Health Politics Scandal

Irish Breast Cancer Scandal

Why did ninety-seven terrified Irish women have to gather together in one place yesterday, under the glare of the media, and wait all day to find out if they had breast cancer?

How did it happen that these ninety-seven women heard on the news that they might have breast cancer?

When the HSE discovered that 568 ultrasound tests needed to be reviewed, who decided to wait until all the tests were checked before telling the women?

Who decided that, even though days and hours might be vital, they wouldn’t contact each woman individually if the ultrasound result was in question?

Who decided it would be more convenient for the system if the women were made to wait months until all 568 tests were reviewed?

Who decided to phone the women who were in the clear first and make the other 97 wait until the end?

Who decided it would be enough to allocate two (2) specialist nurses to make all these phone calls?

Listen carefully.

There are no managers in the Irish health service. No doctors or nurses run our hospitals. There are only administrators.

Remember this: our health service is not run by health professionals.

The Health Service Executive is run by inflated office-boys who have one skill and one skill only: crawling their way upwards through a bureaucracy, grade upon grade, until they arrive at a point where some other office-boy names them Manager. These are the people who, in their unbelievable, ignorant, uneducated hubris have been known to refer to the nurses, physicians and surgeons as the technical staff.

They are not managers. They are only administrators, and bad ones at that.

These people are from the vast ranks of mediocre know-nothings who arrived into the old Health Boards as junior clerks at the age of seventeen with a fair-to-bad school Leaving Certificate. If not for this stroke of luck, they might have struggled to find a job selling shoes.

These “managers” spent their formative years stamping pieces of paper and looking down their noses at poor people huddled outside a wooden hatch in some freezing Victorian health centre.

These are the geniuses who stuff our public service, and strangle the initiative of people with real talent and real vision. These are the dead weight that guarantee our health service is, and will remain, a complete disaster.

Our health service is not run by health professionals. Never forget this. It is run by arrogant office-boys without vision, talent, understanding, skill or sympathy. They have nothing. They are puffed-up windbags without training, without qualifications, without experience, without knowledge.
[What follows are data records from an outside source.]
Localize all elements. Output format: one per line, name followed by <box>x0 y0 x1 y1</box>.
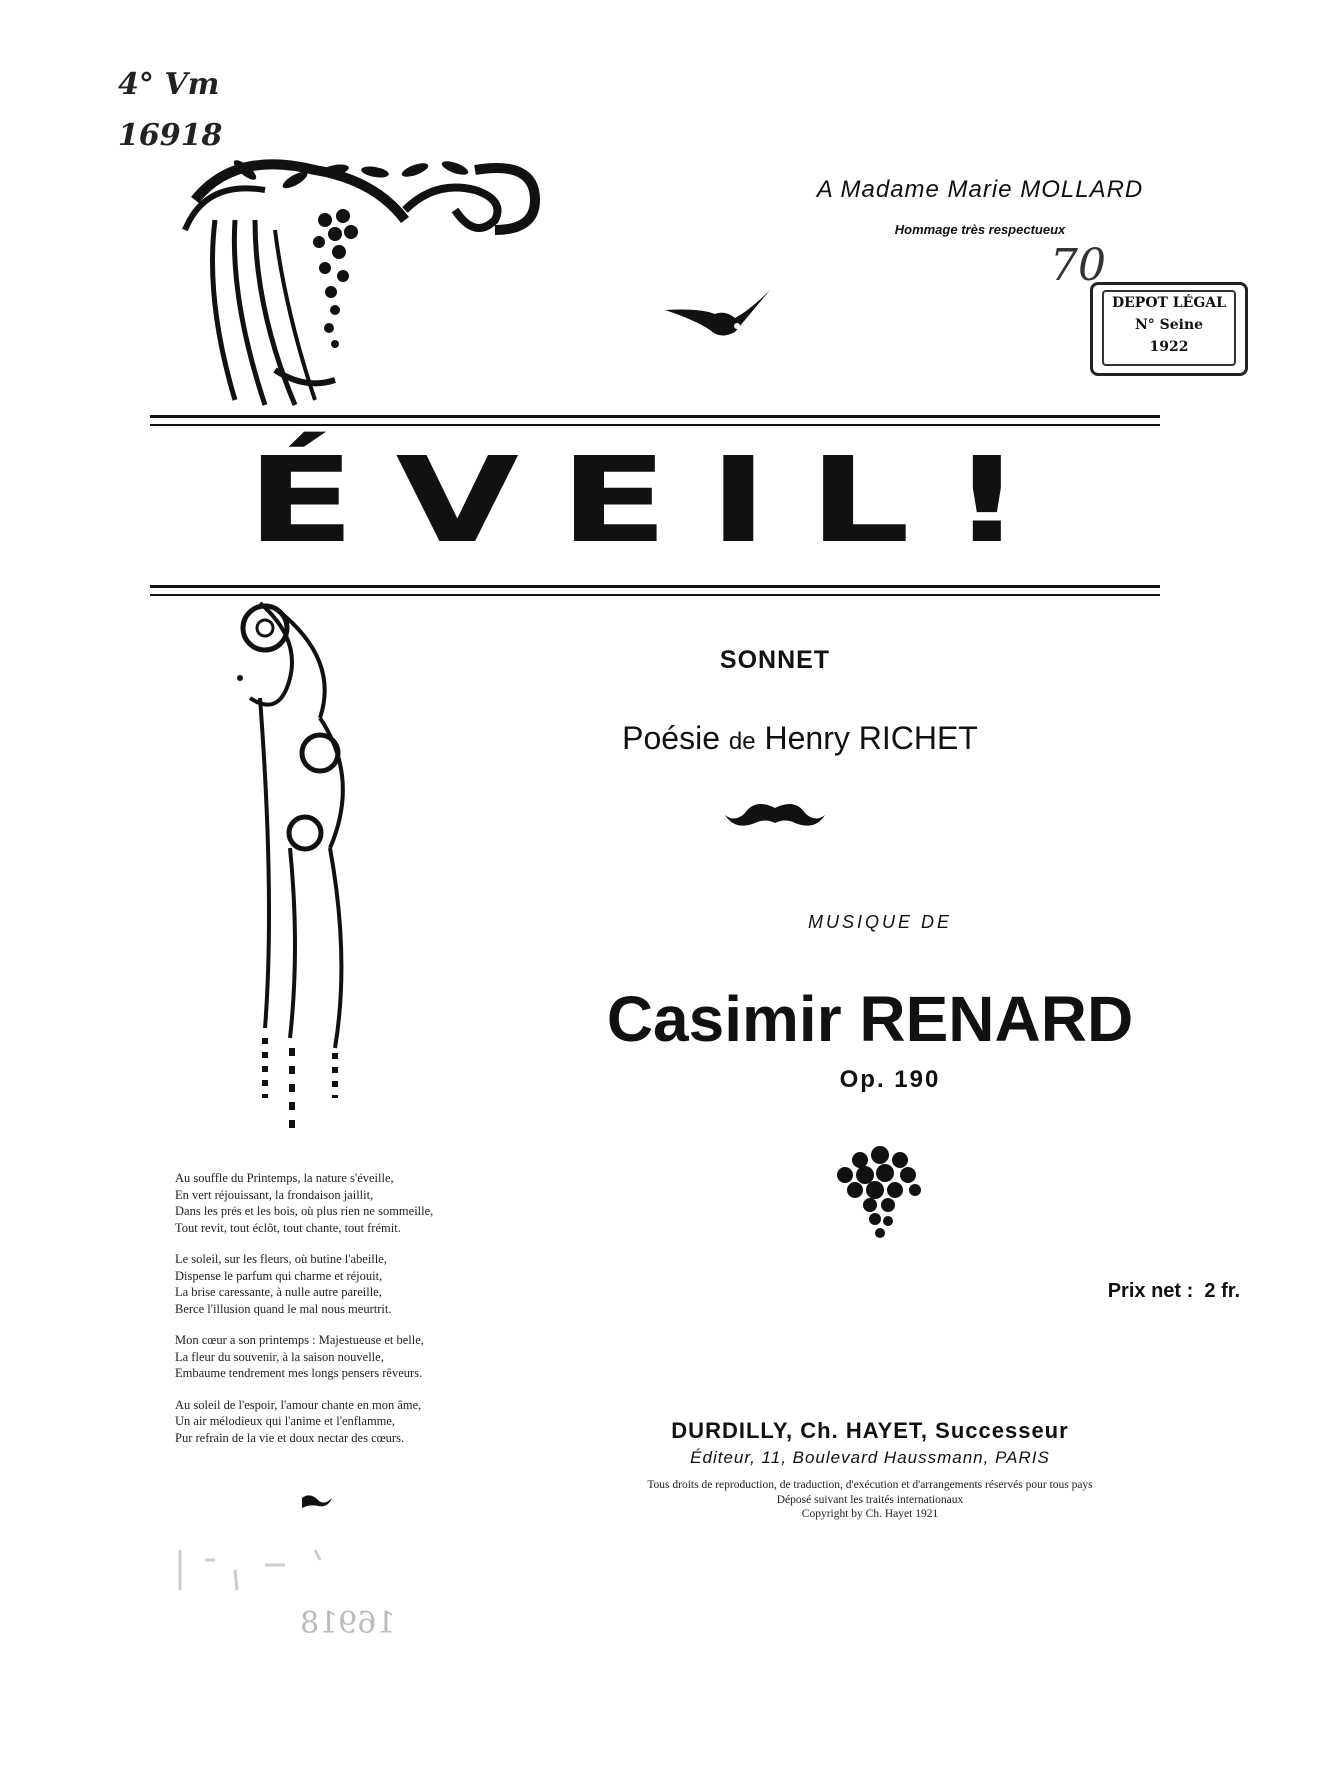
stamp-line4: 1922 <box>1149 339 1189 355</box>
poem-line: La fleur du souvenir, à la saison nouvelle, <box>175 1349 384 1364</box>
poem-line: Pur refrain de la vie et doux nectar des cœurs. <box>175 1430 405 1445</box>
publisher-name: DURDILLY, Ch. HAYET, Successeur <box>671 1418 1069 1443</box>
faint-library-number: 16918 <box>300 1606 396 1641</box>
composer-name: Casimir RENARD <box>606 983 1134 1055</box>
poem-text <box>175 1170 505 1461</box>
shelfmark-line2: 16918 <box>118 118 223 153</box>
poem-line: Tout revit, tout éclôt, tout chante, tout frémit. <box>175 1220 401 1235</box>
poem-line: Dans les prés et les bois, où plus rien ne sommeille, <box>175 1204 434 1218</box>
stamp-line2 <box>1104 314 1234 336</box>
poem-stanza <box>175 1332 505 1382</box>
rights-line3: Copyright by Ch. Hayet 1921 <box>801 1508 939 1520</box>
rights-notice <box>560 1478 1180 1522</box>
flower-cluster-ornament <box>830 1145 930 1245</box>
poem-line: Mon cœur a son printemps : Majestueuse et belle, <box>175 1333 424 1347</box>
poet-credit <box>560 720 1040 757</box>
mid-rule-lower <box>150 594 1160 596</box>
publisher-address: Éditeur, 11, Boulevard Haussmann, PARIS <box>690 1448 1050 1467</box>
poem-line: Le soleil, sur les fleurs, où butine l'abeille, <box>175 1252 387 1266</box>
poem-stanza <box>175 1397 505 1447</box>
price <box>1040 1280 1240 1303</box>
poem-line: Au souffle du Printemps, la nature s'éveille, <box>175 1171 394 1185</box>
poem-line: Berce l'illusion quand le mal nous meurtrit. <box>175 1301 392 1316</box>
leaf-ornament-small <box>725 803 825 833</box>
top-rule-lower <box>150 424 1160 426</box>
poem-line: Au soleil de l'espoir, l'amour chante en mon âme, <box>175 1397 422 1412</box>
top-rule-upper <box>150 415 1160 418</box>
dedication-line: A Madame Marie MOLLARD <box>816 176 1144 203</box>
shelfmark-line1: 4° Vm <box>118 67 220 102</box>
bird-ornament <box>665 290 775 350</box>
page-title: ÉVEIL! <box>246 431 1064 569</box>
poet-prefix: Poésie <box>622 720 720 756</box>
stamp-line3: N° <box>1134 317 1155 333</box>
poet-name: Henry RICHET <box>764 720 978 756</box>
poem-line: Un air mélodieux qui l'anime et l'enflamme, <box>175 1414 396 1428</box>
stamp-line1: DEPOT LÉGAL <box>1111 295 1226 311</box>
price-value: 2 fr. <box>1204 1280 1240 1302</box>
poem-line: En vert réjouissant, la frondaison jaillit, <box>175 1187 374 1202</box>
handwritten-number: 70 <box>1050 240 1106 291</box>
dedication-note: Hommage très respectueux <box>894 222 1066 237</box>
end-ornament <box>300 1492 334 1510</box>
poet-de: de <box>728 728 756 755</box>
price-label: Prix net : <box>1107 1280 1194 1302</box>
depot-legal-stamp-text <box>1102 290 1236 366</box>
music-label: MUSIQUE DE <box>807 912 952 932</box>
poem-stanza <box>175 1251 505 1317</box>
subtitle: SONNET <box>719 646 831 674</box>
opus-number: Op. 190 <box>839 1066 941 1093</box>
rights-line1: Tous droits de reproduction, de traduction, d'exécution et d'arrangements réservés pour tous pays <box>647 1479 1093 1491</box>
faint-stamp-marks <box>175 1540 355 1600</box>
floral-ornament-top-left <box>175 140 555 410</box>
poem-line: La brise caressante, à nulle autre pareille, <box>175 1285 382 1299</box>
poem-stanza <box>175 1170 505 1236</box>
rights-line2: Déposé suivant les traités internationaux <box>776 1493 964 1506</box>
poem-line: Embaume tendrement mes longs pensers rêveurs. <box>175 1366 423 1380</box>
stamp-line2-text: Seine <box>1159 317 1204 333</box>
poem-line: Dispense le parfum qui charme et réjouit, <box>175 1268 383 1283</box>
mid-rule-upper <box>150 585 1160 588</box>
vertical-vine-ornament <box>220 598 390 1138</box>
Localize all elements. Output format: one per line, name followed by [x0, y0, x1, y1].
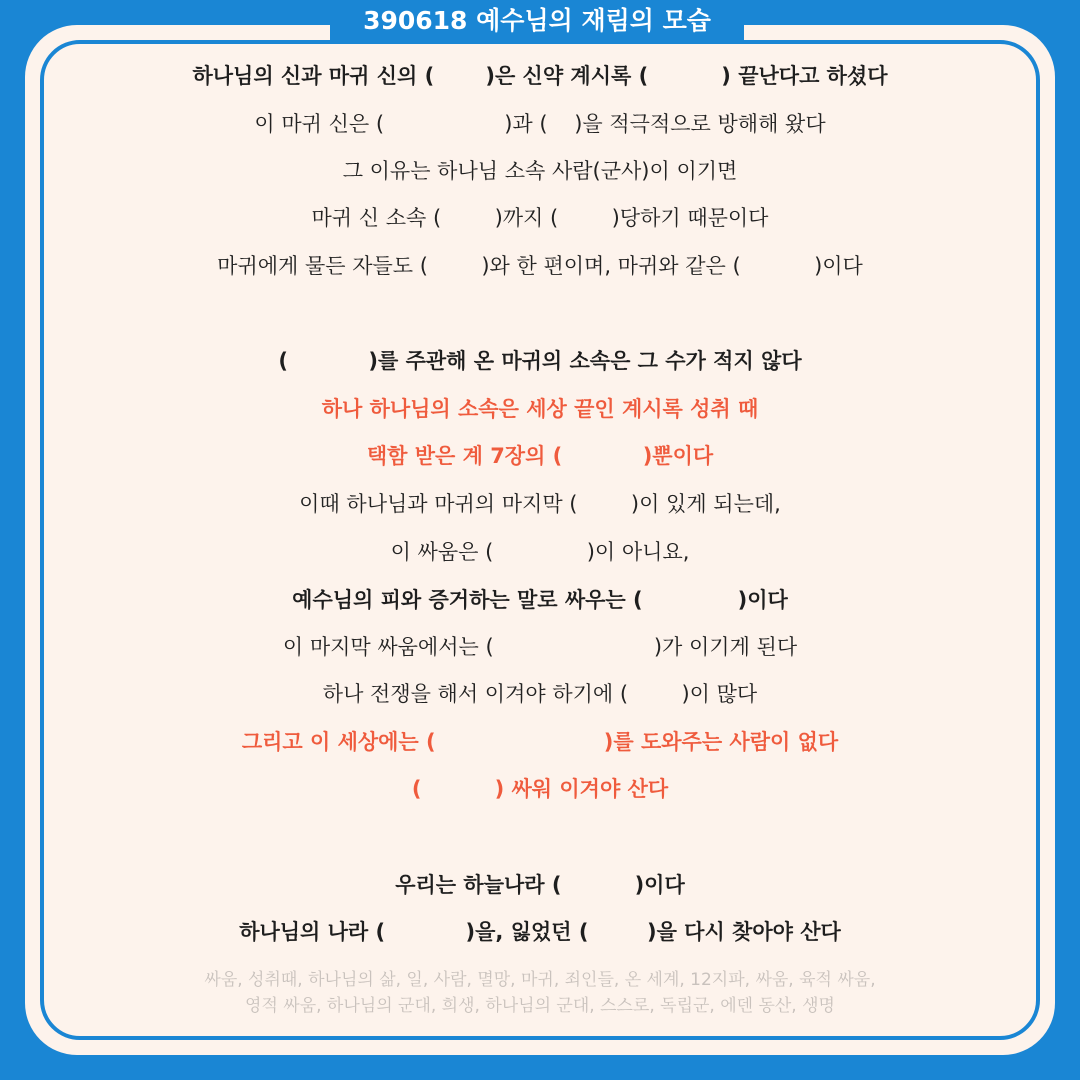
- page-title: 390618 예수님의 재림의 모습: [330, 0, 744, 42]
- hint-words-line-2: 영적 싸움, 하나님의 군대, 희생, 하나님의 군대, 스스로, 독립군, 에덴 동산, 생명: [245, 996, 835, 1016]
- text-line-5: 마귀에게 물든 자들도 ( )와 한 편이며, 마귀와 같은 ( )이다: [217, 254, 863, 278]
- hint-words-line-1: 싸움, 성취때, 하나님의 삶, 일, 사람, 멸망, 마귀, 죄인들, 온 세계, 12지파, 싸움, 육적 싸움,: [204, 970, 876, 990]
- text-line-3: 그 이유는 하나님 소속 사람(군사)이 이기면: [342, 159, 738, 183]
- text-line-17: 하나님의 나라 ( )을, 잃었던 ( )을 다시 찾아야 산다: [239, 920, 841, 944]
- text-line-6: ( )를 주관해 온 마귀의 소속은 그 수가 적지 않다: [278, 349, 802, 373]
- text-line-7: 하나 하나님의 소속은 세상 끝인 계시록 성취 때: [321, 397, 759, 421]
- text-line-13: 하나 전쟁을 해서 이겨야 하기에 ( )이 많다: [322, 682, 758, 706]
- text-line-4: 마귀 신 소속 ( )까지 ( )당하기 때문이다: [311, 206, 769, 230]
- text-line-16: 우리는 하늘나라 ( )이다: [395, 873, 685, 897]
- text-line-15: ( ) 싸워 이겨야 산다: [411, 777, 669, 801]
- text-line-11: 예수님의 피와 증거하는 말로 싸우는 ( )이다: [292, 588, 788, 612]
- text-line-12: 이 마지막 싸움에서는 ( )가 이기게 된다: [282, 635, 798, 659]
- text-line-2: 이 마귀 신은 ( )과 ( )을 적극적으로 방해해 왔다: [254, 112, 826, 136]
- text-line-8: 택함 받은 계 7장의 ( )뿐이다: [366, 444, 714, 468]
- text-line-9: 이때 하나님과 마귀의 마지막 ( )이 있게 되는데,: [299, 492, 781, 516]
- text-line-14: 그리고 이 세상에는 ( )를 도와주는 사람이 없다: [241, 730, 839, 754]
- text-line-1: 하나님의 신과 마귀 신의 ( )은 신약 계시록 ( ) 끝난다고 하셨다: [192, 64, 888, 88]
- text-line-10: 이 싸움은 ( )이 아니요,: [390, 540, 690, 564]
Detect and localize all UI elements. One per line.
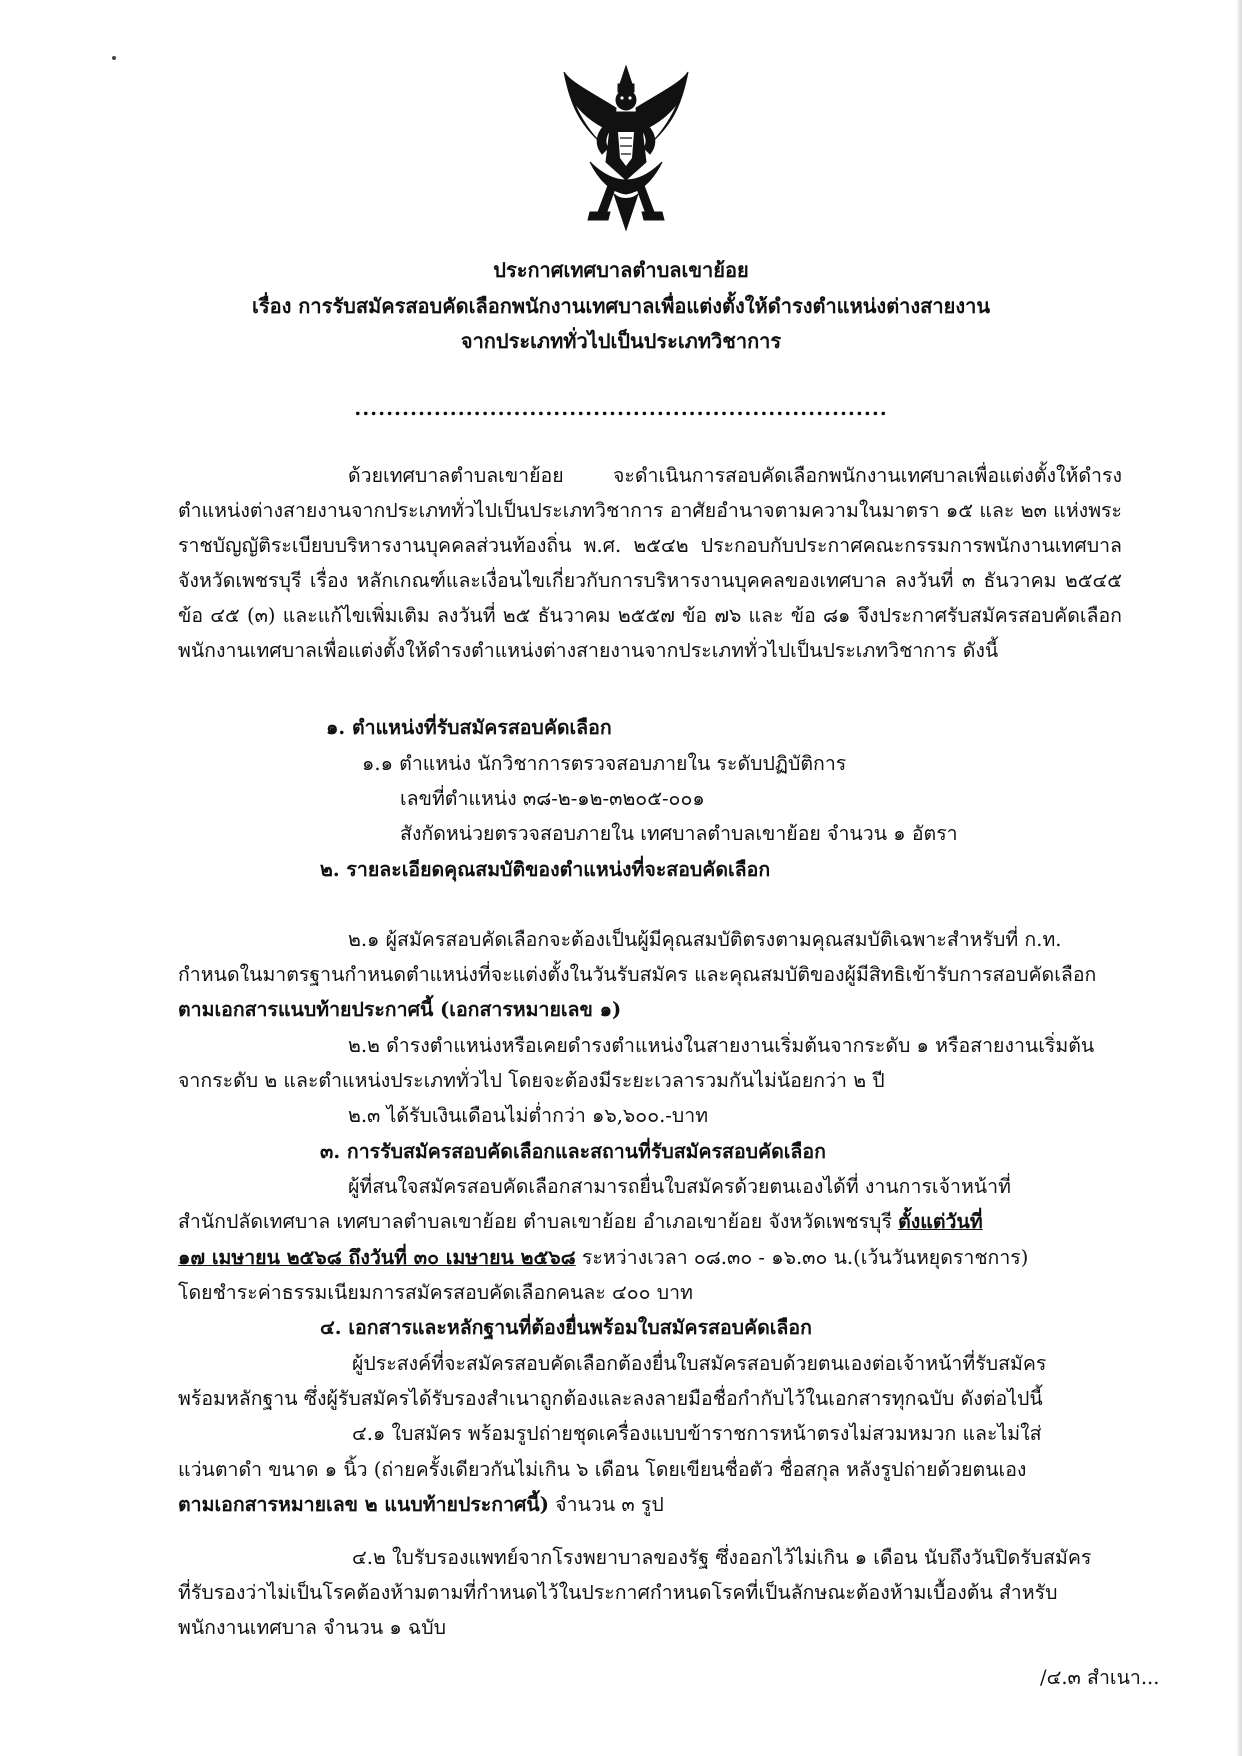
- section2-p1-line2: กำหนดในมาตรฐานกำหนดตำแหน่งที่จะแต่งตั้งในวันรับสมัคร และคุณสมบัติของผู้มีสิทธิเข้ารับการสอบคัดเลือก: [178, 963, 1097, 986]
- section4-title: ๔. เอกสารและหลักฐานที่ต้องยื่นพร้อมใบสมัครสอบคัดเลือก: [320, 1316, 812, 1339]
- section1-item3: สังกัดหน่วยตรวจสอบภายใน เทศบาลตำบลเขาย้อย จำนวน ๑ อัตรา: [400, 822, 958, 845]
- section1-item2: เลขที่ตำแหน่ง ๓๘-๒-๑๒-๓๒๐๕-๐๐๑: [400, 787, 705, 810]
- announcement-subject-cont: จากประเภททั่วไปเป็นประเภทวิชาการ: [460, 329, 782, 353]
- separator-dots: ...................................................................: [354, 396, 888, 420]
- section3-date-range: ๑๗ เมษายน ๒๕๖๘ ถึงวันที่ ๓๐ เมษายน ๒๕๖๘: [178, 1246, 576, 1269]
- section2-title: ๒. รายละเอียดคุณสมบัติของตำแหน่งที่จะสอบคัดเลือก: [320, 858, 771, 881]
- section4-p41-count: จำนวน ๓ รูป: [555, 1493, 664, 1516]
- section3-date-start-label: ตั้งแต่วันที่: [898, 1210, 983, 1233]
- section2-p2-lead: ๒.๒ ดำรงตำแหน่งหรือเคยดำรงตำแหน่งในสายงานเริ่มต้นจากระดับ ๑ หรือสายงานเริ่มต้น: [348, 1034, 1095, 1057]
- section4-p42-line2: ที่รับรองว่าไม่เป็นโรคต้องห้ามตามที่กำหนดไว้ในประกาศกำหนดโรคที่เป็นลักษณะต้องห้ามเบื้องต้น สำหรับ: [178, 1581, 1058, 1604]
- section4-p42-line3: พนักงานเทศบาล จำนวน ๑ ฉบับ: [178, 1616, 446, 1639]
- section3-hours: ระหว่างเวลา ๐๘.๓๐ - ๑๖.๓๐ น.(เว้นวันหยุดราชการ): [581, 1246, 1029, 1269]
- section4-p41-lead: ๔.๑ ใบสมัคร พร้อมรูปถ่ายชุดเครื่องแบบข้าราชการหน้าตรงไม่สวมหมวก และไม่ใส่: [352, 1422, 1042, 1445]
- section3-line3: [178, 1240, 1028, 1275]
- intro-paragraph: ด้วยเทศบาลตำบลเขาย้อย จะดำเนินการสอบคัดเลือกพนักงานเทศบาลเพื่อแต่งตั้งให้ดำรงตำแหน่งต่างสายงานจากประเภททั่วไปเป็นประเภทวิชาการ อาศัยอำนาจตามความในมาตรา ๑๕ และ ๒๓ แห่งพระราชบัญญัติระเบียบบริหารงานบุคคลส่วนท้องถิ่น พ.ศ. ๒๕๔๒ ประกอบกับประกาศคณะกรรมการพนักงานเทศบาลจังหวัดเพชรบุรี เรื่อง หลักเกณฑ์และเงื่อนไขเกี่ยวกับการบริหารงานบุคคลของเทศบาล ลงวันที่ ๓ ธันวาคม ๒๕๔๕ ข้อ ๔๕ (๓) และแก้ไขเพิ่มเติม ลงวันที่ ๒๕ ธันวาคม ๒๕๕๗ ข้อ ๗๖ และ ข้อ ๘๑ จึงประกาศรับสมัครสอบคัดเลือกพนักงานเทศบาลเพื่อแต่งตั้งให้ดำรงตำแหน่งต่างสายงานจากประเภททั่วไปเป็นประเภทวิชาการ ดังนี้: [178, 464, 1122, 662]
- garuda-emblem-icon: [560, 62, 692, 232]
- section3-fee: โดยชำระค่าธรรมเนียมการสมัครสอบคัดเลือกคนละ ๔๐๐ บาท: [178, 1281, 693, 1304]
- section4-p41-line3: [178, 1487, 664, 1522]
- announcement-title: ประกาศเทศบาลตำบลเขาย้อย: [493, 258, 749, 282]
- section2-p3: ๒.๓ ได้รับเงินเดือนไม่ต่ำกว่า ๑๖,๖๐๐.-บาท: [348, 1104, 709, 1127]
- section1-title: ๑. ตำแหน่งที่รับสมัครสอบคัดเลือก: [326, 716, 612, 739]
- section2-p2-line2: จากระดับ ๒ และตำแหน่งประเภททั่วไป โดยจะต้องมีระยะเวลารวมกันไม่น้อยกว่า ๒ ปี: [178, 1069, 885, 1092]
- next-page-reference: /๔.๓ สำเนา...: [1040, 1666, 1160, 1689]
- section4-p42-lead: ๔.๒ ใบรับรองแพทย์จากโรงพยาบาลของรัฐ ซึ่งออกไว้ไม่เกิน ๑ เดือน นับถึงวันปิดรับสมัคร: [352, 1546, 1092, 1569]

These are the small, empty, self-important, grey, clueless, frightened, boring, semi-literate, arrogant men and women we call “managers” within the health service. The kind of people who have never done a single practical thing in their entire useless lives.

And that is why ninety-seven terrified women crowded into a small clinic where they waited all day to learn their fate while the media mob prowled the car-park waiting to interview the first confirmed cancer-victim and put it on the nine-o’clock news.

A proud day for Ireland.

Somebody in the HSE gave a statement explaining why they didn’t inform each woman immediately it became clear her particular scan was in question. He said something to the effect that they wanted to get a big enough group of people together before recalling them.

Now, one thing is certain: you have to move fast when cancer is detected. But somebody, it seems, decided it would be all right to let these women wait for weeks, or even months, until enough of them had been herded together to simplify things for the HSE.

Go back to the radiologist. It isn’t immediately clear if anybody made a mistake or if the problem arises due to defective equipment. However, if somebody did overlook all these cases, there would seem to be negligence or incompetence involved.

On the other hand, what if somebody dies because of the delay imposed by a HSE official for administrative convenience? Will that be negligence too?

I don’t think so. That, I think, is called manslaughter.